如果您只是想训练H2O GLM,那么您不需要h2oEnsemble包,因此您可以从代码中删除library(h2oEnsemble)。在library(h2o)之后,您还必须在代码h2o.init(nthreads = -1)中添加以下行,这将在后台启动H2O群集 - “H2O群集”是优化的Java代码在其中执行的位置平行。

您遇到的问题与training_frame有关。在H2O中,training_frame参数必须是“H2OFrame”,而不是典型的R data.frame。出于可伸缩性的原因,H2O使用名为“H2OFrames”的分布式数据帧而不是标准的in-R-memory data.frame对象。

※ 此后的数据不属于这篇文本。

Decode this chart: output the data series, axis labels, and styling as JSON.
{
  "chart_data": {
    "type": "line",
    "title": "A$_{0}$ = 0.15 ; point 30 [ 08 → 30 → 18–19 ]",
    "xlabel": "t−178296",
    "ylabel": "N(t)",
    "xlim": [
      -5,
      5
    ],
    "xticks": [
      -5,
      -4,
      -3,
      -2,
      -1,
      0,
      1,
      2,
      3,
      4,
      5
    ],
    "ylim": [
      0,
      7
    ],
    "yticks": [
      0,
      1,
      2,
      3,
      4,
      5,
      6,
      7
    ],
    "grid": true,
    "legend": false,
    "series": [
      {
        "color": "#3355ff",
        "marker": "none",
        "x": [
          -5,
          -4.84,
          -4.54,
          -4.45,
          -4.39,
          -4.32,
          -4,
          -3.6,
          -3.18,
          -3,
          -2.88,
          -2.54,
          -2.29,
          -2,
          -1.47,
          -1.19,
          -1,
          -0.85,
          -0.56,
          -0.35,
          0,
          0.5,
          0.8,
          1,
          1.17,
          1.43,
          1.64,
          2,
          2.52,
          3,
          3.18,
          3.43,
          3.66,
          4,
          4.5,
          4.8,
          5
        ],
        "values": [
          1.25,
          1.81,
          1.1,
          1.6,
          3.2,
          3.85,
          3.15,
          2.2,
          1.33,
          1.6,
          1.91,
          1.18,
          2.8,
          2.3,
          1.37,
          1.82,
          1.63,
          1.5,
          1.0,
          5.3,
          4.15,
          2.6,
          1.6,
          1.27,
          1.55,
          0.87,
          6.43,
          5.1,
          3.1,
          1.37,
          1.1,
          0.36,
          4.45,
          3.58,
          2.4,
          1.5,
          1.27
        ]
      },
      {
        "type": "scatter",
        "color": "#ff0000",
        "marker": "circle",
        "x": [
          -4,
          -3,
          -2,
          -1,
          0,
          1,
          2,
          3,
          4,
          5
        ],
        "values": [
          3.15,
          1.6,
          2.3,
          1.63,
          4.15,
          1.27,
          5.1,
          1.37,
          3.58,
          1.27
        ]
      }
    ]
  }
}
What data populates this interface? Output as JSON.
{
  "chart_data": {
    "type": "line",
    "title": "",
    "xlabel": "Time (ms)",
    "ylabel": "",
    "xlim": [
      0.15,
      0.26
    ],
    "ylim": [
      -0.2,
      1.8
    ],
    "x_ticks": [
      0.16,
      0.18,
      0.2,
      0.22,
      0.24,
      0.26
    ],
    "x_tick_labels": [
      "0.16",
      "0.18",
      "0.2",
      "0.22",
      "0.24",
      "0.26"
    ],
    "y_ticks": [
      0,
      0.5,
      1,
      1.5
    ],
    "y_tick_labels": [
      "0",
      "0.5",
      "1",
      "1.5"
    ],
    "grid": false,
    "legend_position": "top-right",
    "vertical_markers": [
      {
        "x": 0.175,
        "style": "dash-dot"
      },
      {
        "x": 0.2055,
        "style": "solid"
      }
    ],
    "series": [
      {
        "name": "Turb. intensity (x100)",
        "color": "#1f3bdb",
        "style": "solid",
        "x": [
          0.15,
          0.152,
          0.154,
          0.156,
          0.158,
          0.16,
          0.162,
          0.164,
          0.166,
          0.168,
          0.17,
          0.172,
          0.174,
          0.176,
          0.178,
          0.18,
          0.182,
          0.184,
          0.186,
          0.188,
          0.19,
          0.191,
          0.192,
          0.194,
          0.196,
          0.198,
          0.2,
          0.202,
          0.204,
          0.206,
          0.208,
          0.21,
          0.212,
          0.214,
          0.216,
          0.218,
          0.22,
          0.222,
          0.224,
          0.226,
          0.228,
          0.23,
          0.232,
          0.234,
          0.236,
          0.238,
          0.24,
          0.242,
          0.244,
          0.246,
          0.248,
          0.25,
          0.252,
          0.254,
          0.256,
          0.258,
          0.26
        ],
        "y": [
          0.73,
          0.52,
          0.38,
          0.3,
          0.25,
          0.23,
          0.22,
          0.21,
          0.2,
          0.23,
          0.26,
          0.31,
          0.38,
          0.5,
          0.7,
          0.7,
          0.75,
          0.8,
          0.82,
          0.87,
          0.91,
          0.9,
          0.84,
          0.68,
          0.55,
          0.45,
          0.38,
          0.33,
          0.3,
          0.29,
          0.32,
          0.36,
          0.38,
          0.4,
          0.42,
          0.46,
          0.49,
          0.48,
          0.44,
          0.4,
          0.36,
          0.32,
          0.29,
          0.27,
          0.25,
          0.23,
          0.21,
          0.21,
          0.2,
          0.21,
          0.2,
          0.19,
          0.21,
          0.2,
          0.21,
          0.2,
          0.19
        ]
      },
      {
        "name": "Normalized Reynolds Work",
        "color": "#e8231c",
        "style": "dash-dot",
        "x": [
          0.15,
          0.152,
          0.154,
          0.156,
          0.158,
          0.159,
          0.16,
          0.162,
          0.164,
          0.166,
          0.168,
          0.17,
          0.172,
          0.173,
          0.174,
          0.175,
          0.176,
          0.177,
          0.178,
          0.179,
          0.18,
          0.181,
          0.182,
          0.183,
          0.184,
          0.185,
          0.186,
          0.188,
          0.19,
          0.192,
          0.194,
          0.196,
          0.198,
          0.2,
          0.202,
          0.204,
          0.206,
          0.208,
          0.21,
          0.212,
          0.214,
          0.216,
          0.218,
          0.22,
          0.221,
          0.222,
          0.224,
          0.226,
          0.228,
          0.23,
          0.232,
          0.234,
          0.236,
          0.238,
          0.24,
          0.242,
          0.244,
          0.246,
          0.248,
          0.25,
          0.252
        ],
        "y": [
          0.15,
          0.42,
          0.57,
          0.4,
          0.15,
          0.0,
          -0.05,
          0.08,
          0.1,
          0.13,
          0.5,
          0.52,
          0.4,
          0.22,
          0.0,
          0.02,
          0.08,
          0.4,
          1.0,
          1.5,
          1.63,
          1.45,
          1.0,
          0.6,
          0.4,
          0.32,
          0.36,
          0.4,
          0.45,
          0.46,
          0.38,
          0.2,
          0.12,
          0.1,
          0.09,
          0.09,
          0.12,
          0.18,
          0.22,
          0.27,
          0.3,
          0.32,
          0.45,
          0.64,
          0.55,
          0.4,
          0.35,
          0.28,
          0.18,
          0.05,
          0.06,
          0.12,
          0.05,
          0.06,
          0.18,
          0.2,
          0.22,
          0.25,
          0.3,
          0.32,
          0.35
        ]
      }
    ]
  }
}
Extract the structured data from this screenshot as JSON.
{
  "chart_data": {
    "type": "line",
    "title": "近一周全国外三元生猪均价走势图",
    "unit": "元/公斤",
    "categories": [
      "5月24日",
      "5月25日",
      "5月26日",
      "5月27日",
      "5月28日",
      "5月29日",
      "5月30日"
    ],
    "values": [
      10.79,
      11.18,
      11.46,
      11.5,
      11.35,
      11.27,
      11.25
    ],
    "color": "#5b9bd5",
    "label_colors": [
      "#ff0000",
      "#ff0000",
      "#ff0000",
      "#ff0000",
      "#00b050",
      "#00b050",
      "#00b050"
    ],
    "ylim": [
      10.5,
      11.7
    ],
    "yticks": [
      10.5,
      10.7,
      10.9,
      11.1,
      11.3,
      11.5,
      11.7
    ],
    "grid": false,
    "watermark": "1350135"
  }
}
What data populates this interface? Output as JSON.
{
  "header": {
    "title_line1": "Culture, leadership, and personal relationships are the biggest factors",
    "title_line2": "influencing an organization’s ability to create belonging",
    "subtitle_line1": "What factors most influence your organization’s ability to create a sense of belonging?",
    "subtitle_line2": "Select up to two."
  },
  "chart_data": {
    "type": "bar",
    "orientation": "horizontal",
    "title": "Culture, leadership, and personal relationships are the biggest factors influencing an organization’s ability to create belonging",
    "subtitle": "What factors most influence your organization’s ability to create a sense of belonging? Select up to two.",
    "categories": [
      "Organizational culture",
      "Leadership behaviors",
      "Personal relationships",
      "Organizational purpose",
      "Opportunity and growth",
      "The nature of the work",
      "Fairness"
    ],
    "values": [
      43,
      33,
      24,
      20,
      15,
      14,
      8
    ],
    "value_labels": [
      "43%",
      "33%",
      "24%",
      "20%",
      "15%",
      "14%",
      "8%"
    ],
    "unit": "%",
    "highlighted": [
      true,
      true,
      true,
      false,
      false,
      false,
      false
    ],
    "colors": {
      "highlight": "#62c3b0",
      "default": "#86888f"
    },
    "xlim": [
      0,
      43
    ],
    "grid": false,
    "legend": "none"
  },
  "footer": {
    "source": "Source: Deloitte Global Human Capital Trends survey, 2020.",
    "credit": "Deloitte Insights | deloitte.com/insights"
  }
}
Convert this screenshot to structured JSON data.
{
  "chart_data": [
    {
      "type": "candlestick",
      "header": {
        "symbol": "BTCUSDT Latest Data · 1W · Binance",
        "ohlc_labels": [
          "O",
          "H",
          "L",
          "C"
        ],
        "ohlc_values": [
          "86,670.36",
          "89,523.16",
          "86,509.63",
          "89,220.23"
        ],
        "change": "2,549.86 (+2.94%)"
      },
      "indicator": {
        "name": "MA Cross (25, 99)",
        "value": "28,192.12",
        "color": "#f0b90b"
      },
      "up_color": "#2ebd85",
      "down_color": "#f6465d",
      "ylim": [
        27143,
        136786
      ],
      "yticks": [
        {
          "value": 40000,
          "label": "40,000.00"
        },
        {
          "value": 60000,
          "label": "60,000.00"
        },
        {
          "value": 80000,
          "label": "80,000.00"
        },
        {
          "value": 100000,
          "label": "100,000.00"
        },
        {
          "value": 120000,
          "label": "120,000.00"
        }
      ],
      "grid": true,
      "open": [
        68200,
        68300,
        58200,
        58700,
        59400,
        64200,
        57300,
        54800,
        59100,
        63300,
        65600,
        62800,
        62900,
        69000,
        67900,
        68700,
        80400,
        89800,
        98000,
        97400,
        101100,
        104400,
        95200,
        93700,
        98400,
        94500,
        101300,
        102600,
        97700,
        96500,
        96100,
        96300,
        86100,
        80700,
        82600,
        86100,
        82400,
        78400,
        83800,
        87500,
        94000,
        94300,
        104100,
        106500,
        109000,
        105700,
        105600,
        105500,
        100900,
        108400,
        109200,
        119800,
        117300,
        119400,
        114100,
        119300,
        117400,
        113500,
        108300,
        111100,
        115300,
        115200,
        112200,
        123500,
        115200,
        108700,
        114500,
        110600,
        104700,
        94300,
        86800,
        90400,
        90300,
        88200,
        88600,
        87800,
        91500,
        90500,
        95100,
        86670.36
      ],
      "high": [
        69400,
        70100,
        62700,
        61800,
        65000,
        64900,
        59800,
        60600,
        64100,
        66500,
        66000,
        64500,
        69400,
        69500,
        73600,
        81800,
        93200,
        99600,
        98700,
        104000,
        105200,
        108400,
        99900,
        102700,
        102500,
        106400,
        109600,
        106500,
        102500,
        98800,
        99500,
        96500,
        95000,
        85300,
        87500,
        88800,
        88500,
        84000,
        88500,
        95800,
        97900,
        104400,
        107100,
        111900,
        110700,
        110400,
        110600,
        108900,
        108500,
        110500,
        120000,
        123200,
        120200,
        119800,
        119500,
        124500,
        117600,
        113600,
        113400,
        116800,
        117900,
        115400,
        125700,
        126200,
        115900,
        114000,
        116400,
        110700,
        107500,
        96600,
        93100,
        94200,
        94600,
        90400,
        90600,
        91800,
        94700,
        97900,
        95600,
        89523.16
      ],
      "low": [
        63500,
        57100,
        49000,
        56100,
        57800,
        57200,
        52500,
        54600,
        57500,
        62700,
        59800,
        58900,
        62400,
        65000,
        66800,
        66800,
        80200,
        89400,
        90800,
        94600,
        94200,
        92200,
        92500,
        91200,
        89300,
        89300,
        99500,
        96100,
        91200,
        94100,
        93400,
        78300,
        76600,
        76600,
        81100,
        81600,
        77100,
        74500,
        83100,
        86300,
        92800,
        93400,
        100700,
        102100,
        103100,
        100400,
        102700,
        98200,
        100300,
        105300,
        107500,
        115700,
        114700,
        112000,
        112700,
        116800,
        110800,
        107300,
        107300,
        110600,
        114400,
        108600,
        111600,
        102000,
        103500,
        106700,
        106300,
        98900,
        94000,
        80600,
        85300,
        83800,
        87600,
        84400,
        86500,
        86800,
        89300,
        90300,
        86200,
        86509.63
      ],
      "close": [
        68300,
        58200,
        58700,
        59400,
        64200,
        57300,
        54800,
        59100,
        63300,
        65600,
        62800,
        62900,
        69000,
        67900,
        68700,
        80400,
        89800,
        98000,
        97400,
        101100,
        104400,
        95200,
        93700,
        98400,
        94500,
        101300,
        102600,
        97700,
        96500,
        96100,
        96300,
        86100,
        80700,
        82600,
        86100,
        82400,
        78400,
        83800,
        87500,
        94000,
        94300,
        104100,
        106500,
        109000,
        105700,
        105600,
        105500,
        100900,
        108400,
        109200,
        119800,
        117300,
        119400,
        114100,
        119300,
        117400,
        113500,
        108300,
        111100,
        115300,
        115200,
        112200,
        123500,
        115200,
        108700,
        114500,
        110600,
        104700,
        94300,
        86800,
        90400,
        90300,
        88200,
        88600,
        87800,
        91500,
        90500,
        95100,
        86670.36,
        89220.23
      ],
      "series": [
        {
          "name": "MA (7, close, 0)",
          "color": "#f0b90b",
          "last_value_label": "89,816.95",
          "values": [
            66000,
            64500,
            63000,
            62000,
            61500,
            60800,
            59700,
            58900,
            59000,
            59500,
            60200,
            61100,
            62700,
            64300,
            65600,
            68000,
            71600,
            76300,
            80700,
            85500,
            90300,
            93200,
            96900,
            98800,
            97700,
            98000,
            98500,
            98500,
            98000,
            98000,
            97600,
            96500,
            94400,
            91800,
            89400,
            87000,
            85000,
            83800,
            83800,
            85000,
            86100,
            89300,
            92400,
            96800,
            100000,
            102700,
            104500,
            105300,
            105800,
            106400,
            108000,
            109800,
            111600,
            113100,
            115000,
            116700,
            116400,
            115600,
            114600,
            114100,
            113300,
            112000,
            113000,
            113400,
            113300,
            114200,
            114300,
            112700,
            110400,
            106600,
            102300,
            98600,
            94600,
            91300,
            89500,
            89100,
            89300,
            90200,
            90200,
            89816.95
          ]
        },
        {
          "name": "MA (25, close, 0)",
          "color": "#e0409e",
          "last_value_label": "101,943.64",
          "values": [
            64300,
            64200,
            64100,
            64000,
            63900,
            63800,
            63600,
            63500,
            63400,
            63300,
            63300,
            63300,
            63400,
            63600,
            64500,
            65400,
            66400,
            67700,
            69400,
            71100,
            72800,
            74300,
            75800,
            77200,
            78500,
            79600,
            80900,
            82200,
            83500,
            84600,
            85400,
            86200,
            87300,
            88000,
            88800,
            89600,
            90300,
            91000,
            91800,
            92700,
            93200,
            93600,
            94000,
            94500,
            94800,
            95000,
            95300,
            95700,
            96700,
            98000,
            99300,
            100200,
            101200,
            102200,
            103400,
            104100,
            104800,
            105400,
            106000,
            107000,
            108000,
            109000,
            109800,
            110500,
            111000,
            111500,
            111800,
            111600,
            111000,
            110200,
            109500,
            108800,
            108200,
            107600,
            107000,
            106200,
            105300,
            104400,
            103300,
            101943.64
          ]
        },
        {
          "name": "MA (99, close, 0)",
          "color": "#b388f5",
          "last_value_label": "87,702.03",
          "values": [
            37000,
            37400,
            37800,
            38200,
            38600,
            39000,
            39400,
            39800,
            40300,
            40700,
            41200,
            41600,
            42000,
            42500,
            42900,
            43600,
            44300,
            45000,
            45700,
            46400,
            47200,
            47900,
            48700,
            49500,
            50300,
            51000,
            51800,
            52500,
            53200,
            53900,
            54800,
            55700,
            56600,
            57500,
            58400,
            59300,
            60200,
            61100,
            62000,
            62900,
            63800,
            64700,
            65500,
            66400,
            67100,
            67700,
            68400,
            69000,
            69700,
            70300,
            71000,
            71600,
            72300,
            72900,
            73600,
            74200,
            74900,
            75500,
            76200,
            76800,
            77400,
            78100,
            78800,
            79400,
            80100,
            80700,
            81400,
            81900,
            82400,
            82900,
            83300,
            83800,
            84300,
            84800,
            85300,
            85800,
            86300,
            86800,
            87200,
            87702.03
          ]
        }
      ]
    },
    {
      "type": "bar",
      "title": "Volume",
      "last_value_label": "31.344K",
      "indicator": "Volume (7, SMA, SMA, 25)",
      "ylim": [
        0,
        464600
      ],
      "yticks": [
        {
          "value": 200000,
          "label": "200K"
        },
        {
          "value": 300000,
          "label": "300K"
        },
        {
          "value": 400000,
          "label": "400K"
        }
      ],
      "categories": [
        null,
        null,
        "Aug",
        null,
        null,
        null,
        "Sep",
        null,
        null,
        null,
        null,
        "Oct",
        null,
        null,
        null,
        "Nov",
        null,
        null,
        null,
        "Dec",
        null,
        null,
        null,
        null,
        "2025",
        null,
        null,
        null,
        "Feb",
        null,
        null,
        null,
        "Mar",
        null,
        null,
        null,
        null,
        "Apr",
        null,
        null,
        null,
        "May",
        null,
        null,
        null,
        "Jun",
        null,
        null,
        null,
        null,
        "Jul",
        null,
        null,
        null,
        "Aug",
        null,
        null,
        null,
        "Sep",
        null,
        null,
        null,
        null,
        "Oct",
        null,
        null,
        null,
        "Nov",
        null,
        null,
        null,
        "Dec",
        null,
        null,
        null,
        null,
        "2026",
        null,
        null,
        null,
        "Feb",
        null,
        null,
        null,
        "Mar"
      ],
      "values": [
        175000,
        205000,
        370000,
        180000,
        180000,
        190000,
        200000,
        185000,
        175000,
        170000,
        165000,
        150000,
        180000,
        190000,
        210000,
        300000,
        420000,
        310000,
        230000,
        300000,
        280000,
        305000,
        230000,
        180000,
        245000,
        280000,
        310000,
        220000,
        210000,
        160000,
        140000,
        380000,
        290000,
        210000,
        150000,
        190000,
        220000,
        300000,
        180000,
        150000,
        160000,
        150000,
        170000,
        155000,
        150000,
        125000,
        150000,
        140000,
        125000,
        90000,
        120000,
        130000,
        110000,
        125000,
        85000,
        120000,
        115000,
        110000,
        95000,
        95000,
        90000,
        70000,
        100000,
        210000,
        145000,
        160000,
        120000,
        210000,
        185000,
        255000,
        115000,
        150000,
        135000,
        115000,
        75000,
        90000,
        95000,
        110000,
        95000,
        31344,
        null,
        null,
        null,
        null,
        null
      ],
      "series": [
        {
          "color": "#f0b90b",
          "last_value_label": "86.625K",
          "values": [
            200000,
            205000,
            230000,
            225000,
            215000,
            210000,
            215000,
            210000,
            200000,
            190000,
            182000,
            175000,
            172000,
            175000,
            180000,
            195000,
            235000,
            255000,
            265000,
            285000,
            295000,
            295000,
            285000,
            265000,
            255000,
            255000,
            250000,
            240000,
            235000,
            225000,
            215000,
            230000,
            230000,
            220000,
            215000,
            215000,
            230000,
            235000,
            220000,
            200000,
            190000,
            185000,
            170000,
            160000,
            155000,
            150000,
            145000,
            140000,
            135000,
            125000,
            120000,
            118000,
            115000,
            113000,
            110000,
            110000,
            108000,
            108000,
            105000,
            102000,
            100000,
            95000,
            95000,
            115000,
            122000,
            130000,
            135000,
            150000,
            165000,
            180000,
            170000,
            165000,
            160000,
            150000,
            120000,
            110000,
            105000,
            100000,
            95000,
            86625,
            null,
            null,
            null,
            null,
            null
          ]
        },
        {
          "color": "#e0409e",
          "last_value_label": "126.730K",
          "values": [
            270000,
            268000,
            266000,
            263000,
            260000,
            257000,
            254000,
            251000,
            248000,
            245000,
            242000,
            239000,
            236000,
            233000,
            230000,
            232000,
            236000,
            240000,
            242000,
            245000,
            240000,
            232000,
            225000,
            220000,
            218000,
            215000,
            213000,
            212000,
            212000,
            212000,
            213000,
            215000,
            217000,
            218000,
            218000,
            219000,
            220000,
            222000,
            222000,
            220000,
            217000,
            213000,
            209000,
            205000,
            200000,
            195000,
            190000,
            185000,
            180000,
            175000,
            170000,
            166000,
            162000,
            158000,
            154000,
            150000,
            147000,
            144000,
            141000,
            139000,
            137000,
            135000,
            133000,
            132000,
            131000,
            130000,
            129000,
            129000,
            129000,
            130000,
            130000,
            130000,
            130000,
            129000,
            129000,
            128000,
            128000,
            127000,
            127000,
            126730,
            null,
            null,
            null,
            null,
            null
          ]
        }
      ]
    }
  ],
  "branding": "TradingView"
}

要将df转换为H2OFrame并训练GLM,请执行以下操作:

hdf <- as.h2o(df)  #convert data.frame to H2OFrame
modellm <- h2o.glm(y = "v1", x = "v100",training_frame = hdf, family = "gaussian",
               nfolds = 0, alpha = 0.1, lambda_search = FALSE)

或者,例如,如果您将数据放在CSV文件中,则可以使用h2o.importFile()函数直接将数据导入H2O群集,然后您无需将其转换为H2O群集。 R data.frame到H2OFrame。

由于您不熟悉H2O,我建议您查看我创建的Jupyter R notebook来教人们如何使用H2O。欢迎来到H2O!